Many composers pre-1950, Stravinsky among them, borrowed liberally from ragtime and jazz, subsuming them within a mantle of “sophistication” and “complexity” it was implied never existed in the source material. Post-1950, it’s time to acknowledge those progenitors as something other than materials to be cherry-picked; they were high art in their own right, and never more so than on A Love Supreme.
Classical and compositional music have thrived in the 20th and 21st centuries, reaching new heights of both dissonance and beauty. The pieces below cover a wide range, from Penderecki’s serialism to Caroline Shaw’s vocal techniques drawn from the traditional folk singing of Inuit women. They don’t stick purely to the avant-garde, and they most certainly are not in a singular style. While many people think of classical music, pre- or post-1950, as somewhat monolithic, even dipping your toe in reveals a staggering, frightening array of styles that share nothing beyond a basic origin in composition.
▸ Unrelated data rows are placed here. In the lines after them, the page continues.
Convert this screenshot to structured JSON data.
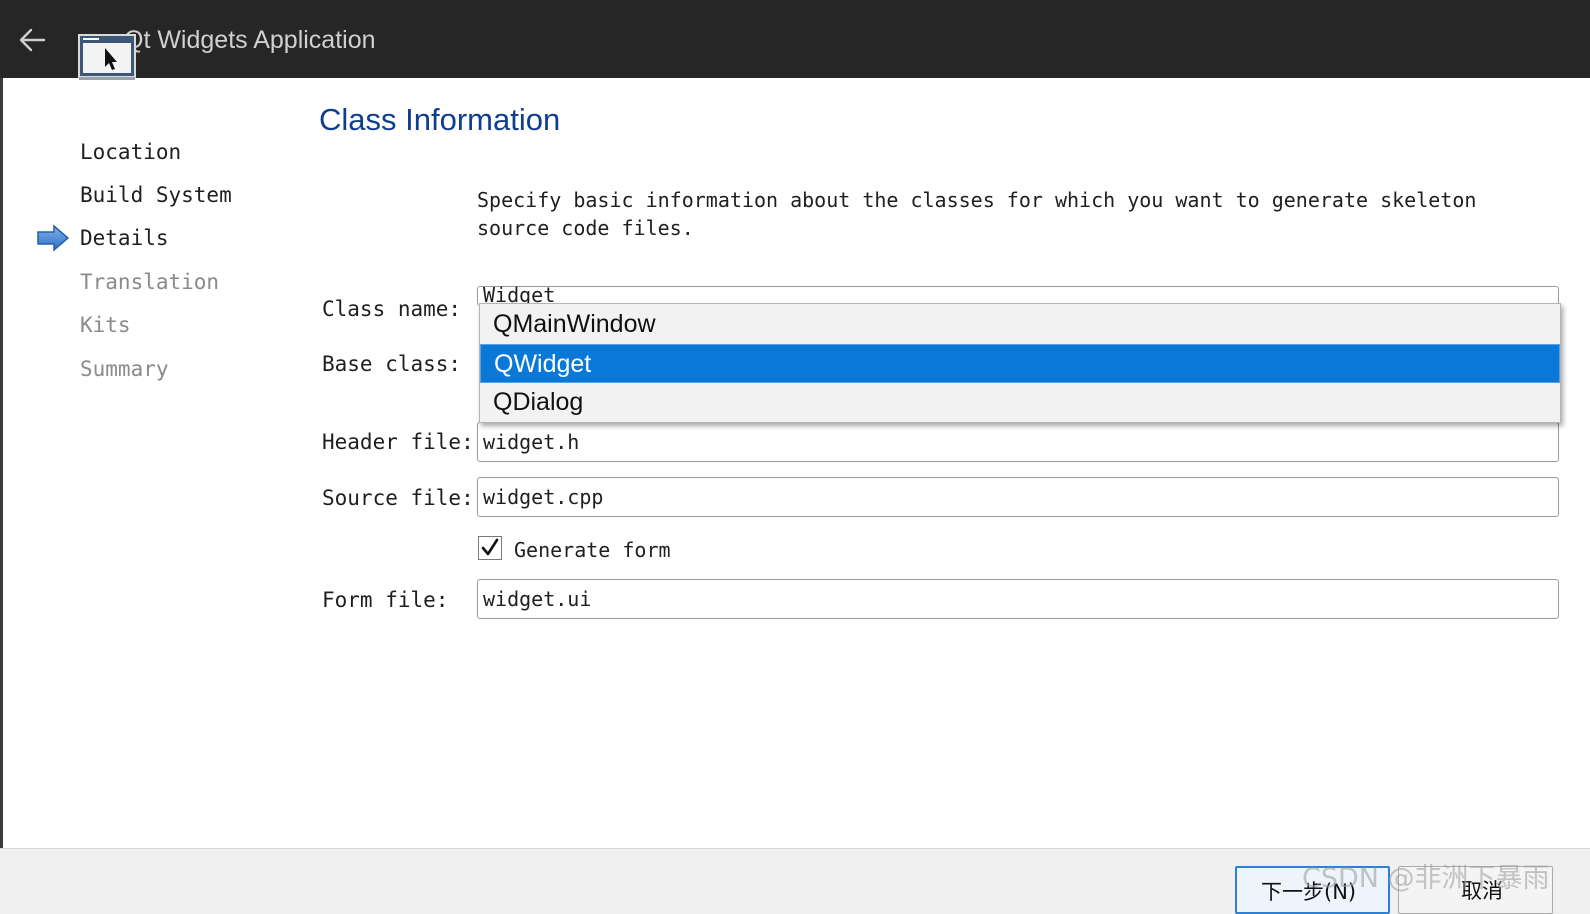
{
  "window": {
    "title": "Qt Widgets Application"
  },
  "steps": [
    {
      "label": "Location",
      "state": "done"
    },
    {
      "label": "Build System",
      "state": "done"
    },
    {
      "label": "Details",
      "state": "current"
    },
    {
      "label": "Translation",
      "state": "pending"
    },
    {
      "label": "Kits",
      "state": "pending"
    },
    {
      "label": "Summary",
      "state": "pending"
    }
  ],
  "page": {
    "title": "Class Information",
    "description": "Specify basic information about the classes for which you want to generate skeleton source code files."
  },
  "form": {
    "class_name_label": "Class name:",
    "class_name_value": "Widget",
    "base_class_label": "Base class:",
    "base_class_options": [
      "QMainWindow",
      "QWidget",
      "QDialog"
    ],
    "base_class_selected": "QWidget",
    "header_file_label": "Header file:",
    "header_file_value": "widget.h",
    "source_file_label": "Source file:",
    "source_file_value": "widget.cpp",
    "generate_form_label": "Generate form",
    "generate_form_checked": true,
    "form_file_label": "Form file:",
    "form_file_value": "widget.ui"
  },
  "buttons": {
    "next_label": "下一步(N)",
    "cancel_label": "取消"
  },
  "watermark": "CSDN @非洲下暴雨",
  "colors": {
    "titlebar_bg": "#262626",
    "title_accent": "#0f3e91",
    "selection": "#0a78d7",
    "current_step_arrow": "#3b7fd6"
  },
  "icons": {
    "back": "arrow-left-icon",
    "app": "qt-app-window-icon",
    "current_step": "arrow-right-icon",
    "checkbox": "check-icon"
  }
}
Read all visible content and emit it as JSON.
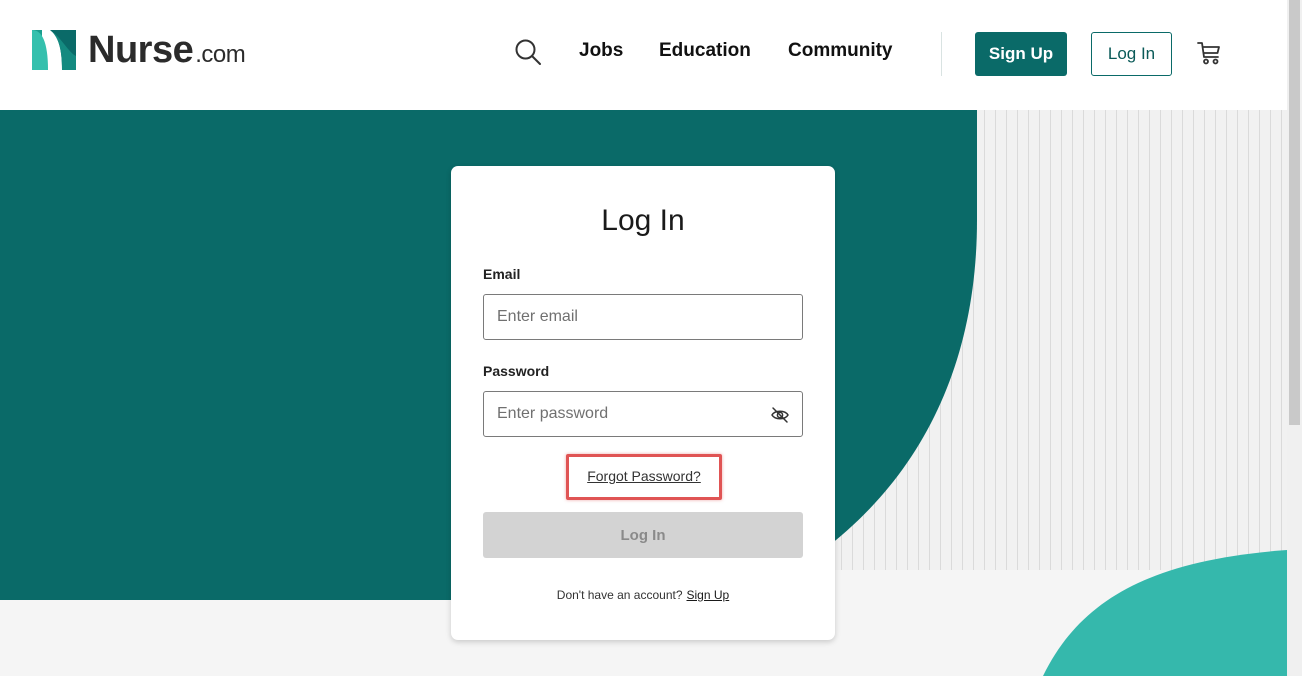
{
  "header": {
    "brand_name": "Nurse",
    "brand_suffix": ".com",
    "nav": {
      "jobs": "Jobs",
      "education": "Education",
      "community": "Community"
    },
    "sign_up_label": "Sign Up",
    "log_in_label": "Log In",
    "icons": {
      "search": "search-icon",
      "cart": "cart-icon"
    }
  },
  "login_card": {
    "title": "Log In",
    "email_label": "Email",
    "email_placeholder": "Enter email",
    "email_value": "",
    "password_label": "Password",
    "password_placeholder": "Enter password",
    "password_value": "",
    "forgot_password": "Forgot Password?",
    "submit_label": "Log In",
    "no_account_text": "Don't have an account?",
    "sign_up_link": "Sign Up"
  },
  "colors": {
    "brand_teal": "#0a6a68",
    "accent_teal": "#35b8ac",
    "highlight_red": "#e05454",
    "disabled_button": "#d3d3d3"
  }
}
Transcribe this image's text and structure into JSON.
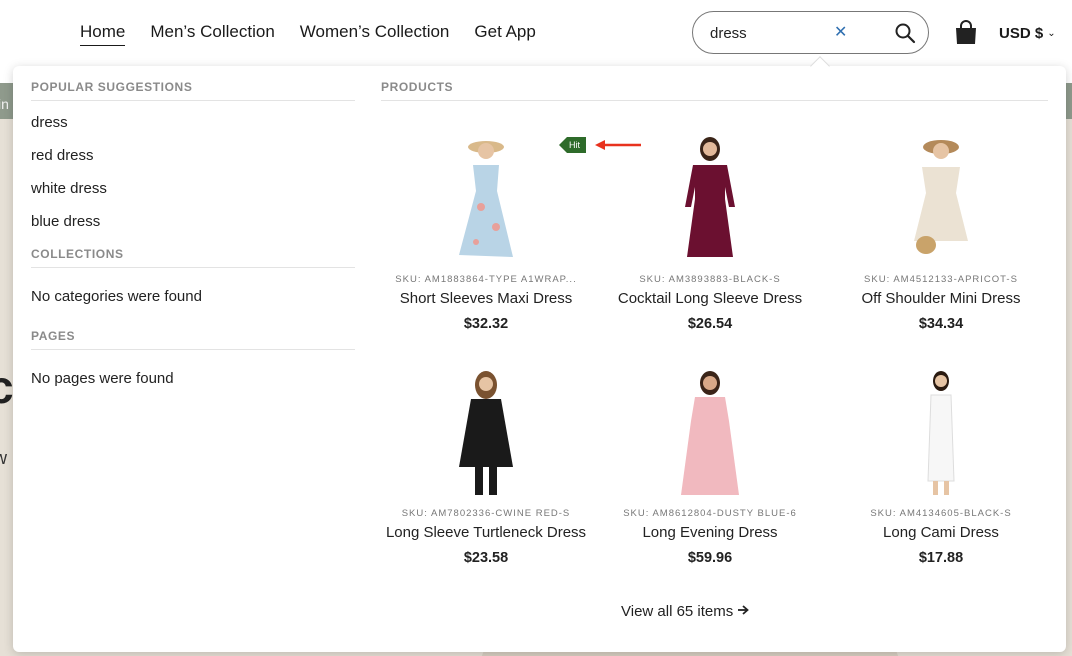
{
  "background": {
    "peek_text_a": "in",
    "peek_text_b": "ct",
    "peek_text_c": "w"
  },
  "header": {
    "nav": [
      {
        "label": "Home",
        "active": true
      },
      {
        "label": "Men’s Collection",
        "active": false
      },
      {
        "label": "Women’s Collection",
        "active": false
      },
      {
        "label": "Get App",
        "active": false
      }
    ],
    "search": {
      "value": "dress",
      "clear_icon": "close-icon",
      "button_icon": "search-icon"
    },
    "cart_icon": "shopping-bag-icon",
    "currency": "USD $"
  },
  "dropdown": {
    "popular": {
      "title": "POPULAR SUGGESTIONS",
      "items": [
        "dress",
        "red dress",
        "white dress",
        "blue dress"
      ]
    },
    "collections": {
      "title": "COLLECTIONS",
      "empty": "No categories were found"
    },
    "pages": {
      "title": "PAGES",
      "empty": "No pages were found"
    },
    "products": {
      "title": "PRODUCTS",
      "badge": "Hit",
      "items": [
        {
          "sku": "SKU: AM1883864-TYPE A1WRAP...",
          "name": "Short Sleeves Maxi Dress",
          "price": "$32.32",
          "color": "#b9d4e6"
        },
        {
          "sku": "SKU: AM3893883-BLACK-S",
          "name": "Cocktail Long Sleeve Dress",
          "price": "$26.54",
          "color": "#6b1030"
        },
        {
          "sku": "SKU: AM4512133-APRICOT-S",
          "name": "Off Shoulder Mini Dress",
          "price": "$34.34",
          "color": "#ebe2d3"
        },
        {
          "sku": "SKU: AM7802336-CWINE RED-S",
          "name": "Long Sleeve Turtleneck Dress",
          "price": "$23.58",
          "color": "#1a1a1a"
        },
        {
          "sku": "SKU: AM8612804-DUSTY BLUE-6",
          "name": "Long Evening Dress",
          "price": "$59.96",
          "color": "#f1b9bf"
        },
        {
          "sku": "SKU: AM4134605-BLACK-S",
          "name": "Long Cami Dress",
          "price": "$17.88",
          "color": "#f7f7f7"
        }
      ],
      "view_all": "View all 65 items"
    }
  },
  "colors": {
    "badge": "#2e6b2a",
    "arrow": "#e8321e",
    "clear": "#2f6fb0"
  }
}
Many of the most important composers of the period (John Cage, Phillip Glass, Steve Reich, etc) have been left off the list, both because I didn’t want to get too weighted with minimalism, and because I wanted to provide a sketch of just how broad the genre can now be considered. There is no geographic center, no high style, and the academy, where much of this originates, is not as stocked with old white men as it once was. Classical music can interpolate itself into electronics, tape loops, throat singing, and “world music”, and remain distinctive. There are undoubtedly some composers you think should have been mentioned, or some you think don”t belong. Take what you have, and what I have, and keep going from there. The only way we can get that TA to shut up is if we know more than him, after all.